Jim Talks with Drew Marshall — 4 Comments

  1. Hi Jim,

    Very interesting conversation! Particularly the comparison between the religious community and the entertainment community—and their conspicuous lack of women in positions of power. You made a great point about women rarely rising to the title of director or producer in the film/TV industry…sadly, that’s very true. In 2011, only 5% of the 250 top grossing films were directed by women. Only 14% had female writers. And the number of women behind the camera directly affects how they are portrayed in front of it.

    However, I don’t think I would characterize it as a conscious reluctance to share power with women. Frankly, I think studios would hand a camera to Kermit the Frog if they were confident he could direct a hit feature. Therein lies the problem. There seems to be an unspoken assumption that women might be capable of writing/directing/producing frothy, silly rom-coms, but the real filmmaking and artistry should be left to the men. (“Transformers” is considered art, isn’t it?) And, when a female-directed project fails, everybody folds their arms and says, “See, I toldcha women can’t direct,”and they are then reluctant to hire more female content creators—conveniently overlooking the fact that male-directed projects fail all the time. So, in spite of their mostly progressive politics, I think power brokers in the industry tend to give in to their own internal gender biases when hundreds of millions dollars are at stake.

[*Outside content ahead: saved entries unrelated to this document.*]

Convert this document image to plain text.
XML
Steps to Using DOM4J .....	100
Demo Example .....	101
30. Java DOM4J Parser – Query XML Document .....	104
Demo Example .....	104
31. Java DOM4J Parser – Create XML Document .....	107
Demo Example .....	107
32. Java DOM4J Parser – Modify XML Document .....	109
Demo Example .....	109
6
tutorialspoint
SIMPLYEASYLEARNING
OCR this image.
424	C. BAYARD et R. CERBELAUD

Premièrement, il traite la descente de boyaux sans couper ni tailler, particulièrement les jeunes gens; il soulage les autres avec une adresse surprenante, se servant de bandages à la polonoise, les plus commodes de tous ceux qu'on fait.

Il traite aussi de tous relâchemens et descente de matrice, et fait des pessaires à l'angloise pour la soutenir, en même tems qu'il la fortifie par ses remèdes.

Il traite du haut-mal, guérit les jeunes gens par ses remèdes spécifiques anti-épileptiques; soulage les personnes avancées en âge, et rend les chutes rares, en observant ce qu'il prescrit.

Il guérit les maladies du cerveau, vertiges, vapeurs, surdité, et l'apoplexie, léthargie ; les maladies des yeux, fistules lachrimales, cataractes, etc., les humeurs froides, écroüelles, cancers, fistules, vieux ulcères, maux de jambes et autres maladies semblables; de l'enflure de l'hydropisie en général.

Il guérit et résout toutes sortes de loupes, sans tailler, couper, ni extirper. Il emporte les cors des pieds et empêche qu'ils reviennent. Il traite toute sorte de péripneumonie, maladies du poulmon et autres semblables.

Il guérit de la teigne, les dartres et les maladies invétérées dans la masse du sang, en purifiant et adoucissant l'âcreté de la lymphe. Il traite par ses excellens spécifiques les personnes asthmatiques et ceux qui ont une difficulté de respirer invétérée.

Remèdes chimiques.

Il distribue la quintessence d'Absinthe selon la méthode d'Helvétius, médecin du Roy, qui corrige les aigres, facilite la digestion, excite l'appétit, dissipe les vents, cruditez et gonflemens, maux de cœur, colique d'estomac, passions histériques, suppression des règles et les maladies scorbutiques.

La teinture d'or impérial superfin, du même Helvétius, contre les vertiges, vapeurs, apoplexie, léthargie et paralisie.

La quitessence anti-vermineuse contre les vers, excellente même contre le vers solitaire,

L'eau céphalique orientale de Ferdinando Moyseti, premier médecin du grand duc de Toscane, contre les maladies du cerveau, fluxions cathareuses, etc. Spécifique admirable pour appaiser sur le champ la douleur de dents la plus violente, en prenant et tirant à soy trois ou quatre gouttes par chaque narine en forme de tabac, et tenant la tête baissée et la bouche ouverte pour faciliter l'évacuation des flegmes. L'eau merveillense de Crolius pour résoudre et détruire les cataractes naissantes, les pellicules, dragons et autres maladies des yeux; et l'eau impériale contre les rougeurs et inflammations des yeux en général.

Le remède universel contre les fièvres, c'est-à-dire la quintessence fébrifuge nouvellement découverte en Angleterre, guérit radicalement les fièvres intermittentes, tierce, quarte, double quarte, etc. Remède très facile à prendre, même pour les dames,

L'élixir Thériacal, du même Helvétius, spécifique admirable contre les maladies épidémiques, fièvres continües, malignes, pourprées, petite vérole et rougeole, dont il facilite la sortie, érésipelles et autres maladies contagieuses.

    But these gender biases cut across all sectors of society. JK Rowlng’s publishers encouraged her to use her initials instead of her name—presumably because boys won’t willingly read something written by a woman. And a study on gender bias in content creation done a few years back found that readers who thought they were reading the work of a woman gave a script a much harsher review than those who thought the work was by a man. So, the pertinent question is why do so many of us view women’s creative capabilities with such suspicion? Could the influence of a religious culture that frequently images all that is divine, perfect and whole as exclusively male and all that is fallen, broken and in need of redemption (the church/chosen people) as exclusively female be contributing to these attitudes? Or creation stories in which life springs forth not from the womb of a woman but from the side of a man. Do they predispose us to dismiss women’s voices and creative output as less authoritative, less authentic, less life-giving?